Last Updated: Friday - 09/24/2010
Week of October 9, 2006
Palliative care at crossroads after federal funding cuts
By DEBORAH GYAPONG
Canadian Catholic News
The federal government has cut funding to the Health Canada's Secretariat on Palliative and End-of-Life Care, a move advocates say is a step in the wrong direction.
A previous Liberal government set up the secretariat four years ago, following a report on palliative care by Senator Sharon Carstairs.
The $400,000 it will receive, with another $300,000 pending is substantially less than the $1.7 million budgeted for 2005-06. And there is no guarantee the secretariat will receive the pending funds.
In an interview Carstairs said she was "disturbed" by the cuts.
"If we're going to deal effectively with promoting palliative care instead of euthanasia and assisted suicide, the public has to be aware of the alternative which is palliative care," Carstairs said.
She has argued repeatedly that no debate about euthanasia or assisted suicide should take place until Canadians have a real choice through access to quality end of life care.
The cuts stem from a "failure to recognize we are an aging society," she said, noting the needs of the elderly are going to become much greater.
Statistical models predict that by 2025, Canada will experience 40 per cent more deaths per year than presently, she said.
Carstairs said even optimistic estimates show only 25 per cent of Canadians currently have access to quality end-of-life care.
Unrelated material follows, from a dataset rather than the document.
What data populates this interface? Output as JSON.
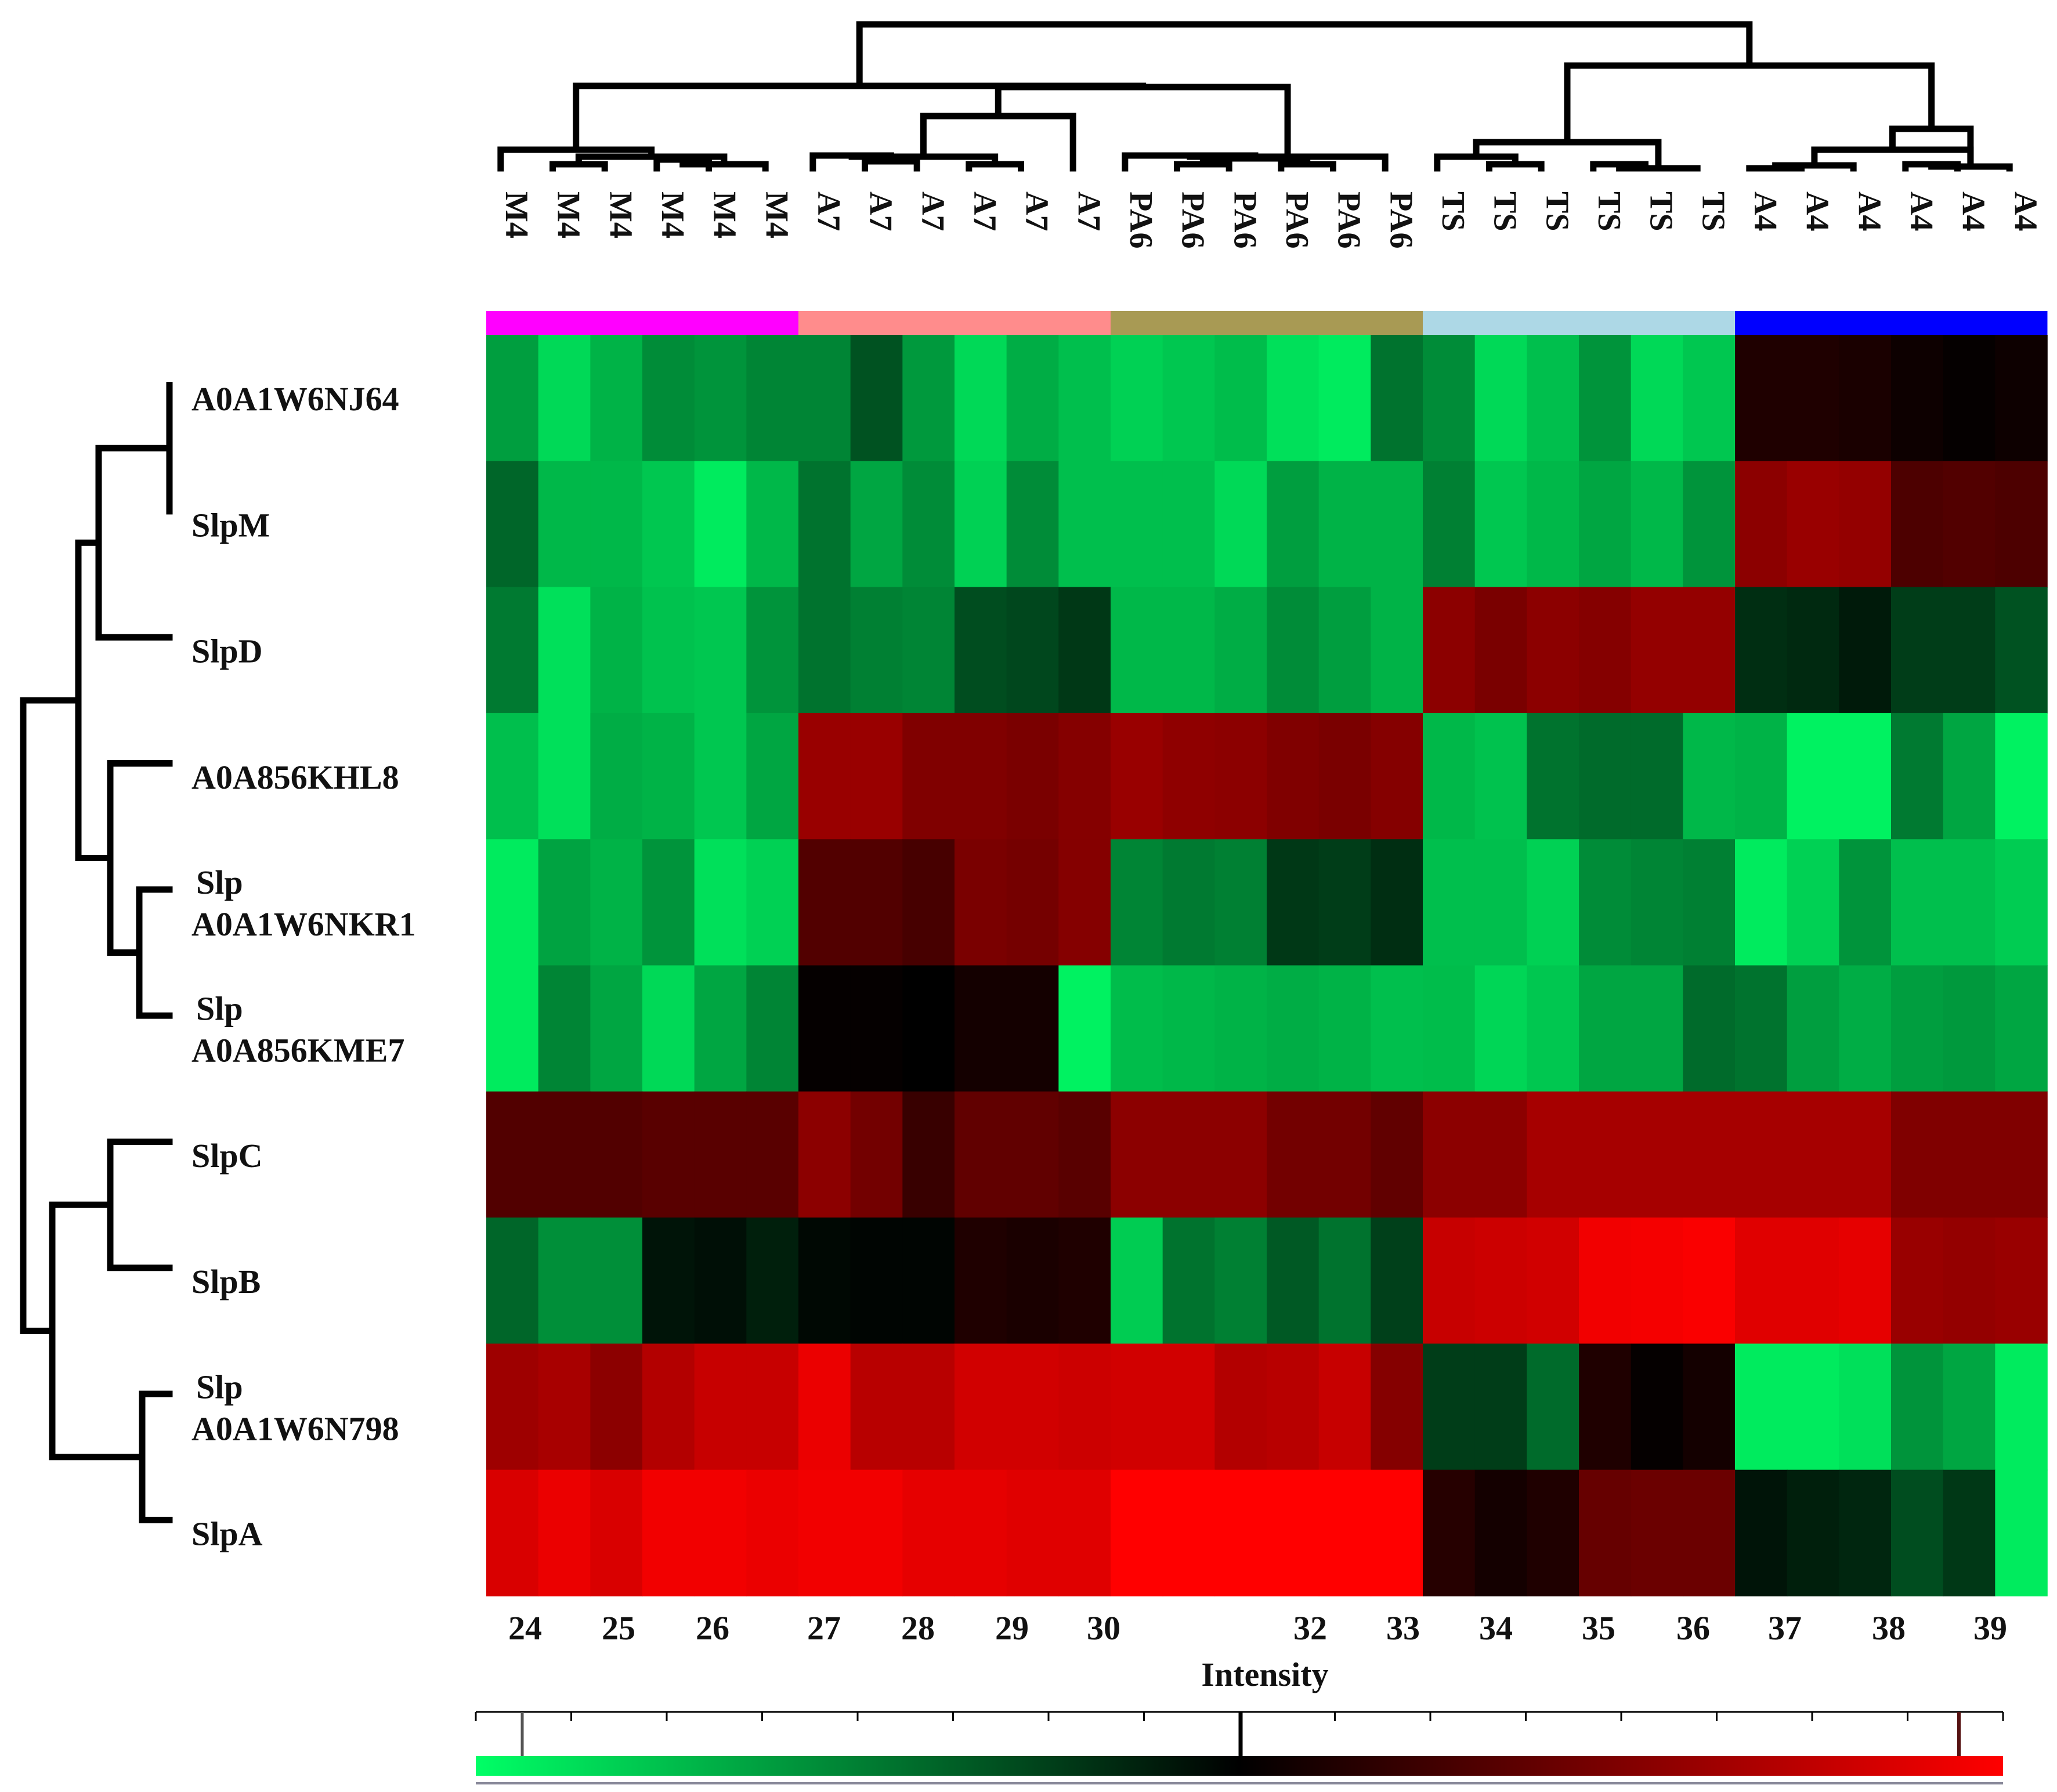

If the present level of care stays the same, but the death rate increases, the access rate will drop to 15 per cent, she warned.
"We're certainly headed in the wrong direction," said Canadian Hospice Palliative Care Association (CHPCA) executive director Sharon Baxter. "The government needs to reevaluate their priorities."
"This is a move backwards for end-of-life care," Alex Schadenberg, executive director of the Euthanasia Prevention Coalition, said in an interview.
Schadenberg said this is one of many cuts to palliative care across Canada. He said several provinces have cut funding for palliative care and hospitals have also cut their budgets.
"I think Canadians should stand up and oppose this in a major way," he said.
"Palliative care is at a crossroads," Schadenberg said. "There are so many things we can do today. But we lack the necessary funds to provide the care to the people who need it."
"There is no reason for people to have to suffer. That's really what it comes down to," he said.
Carstairs pointed out the cuts will gut a planned public awareness campaign among doctors, nurses and volunteers.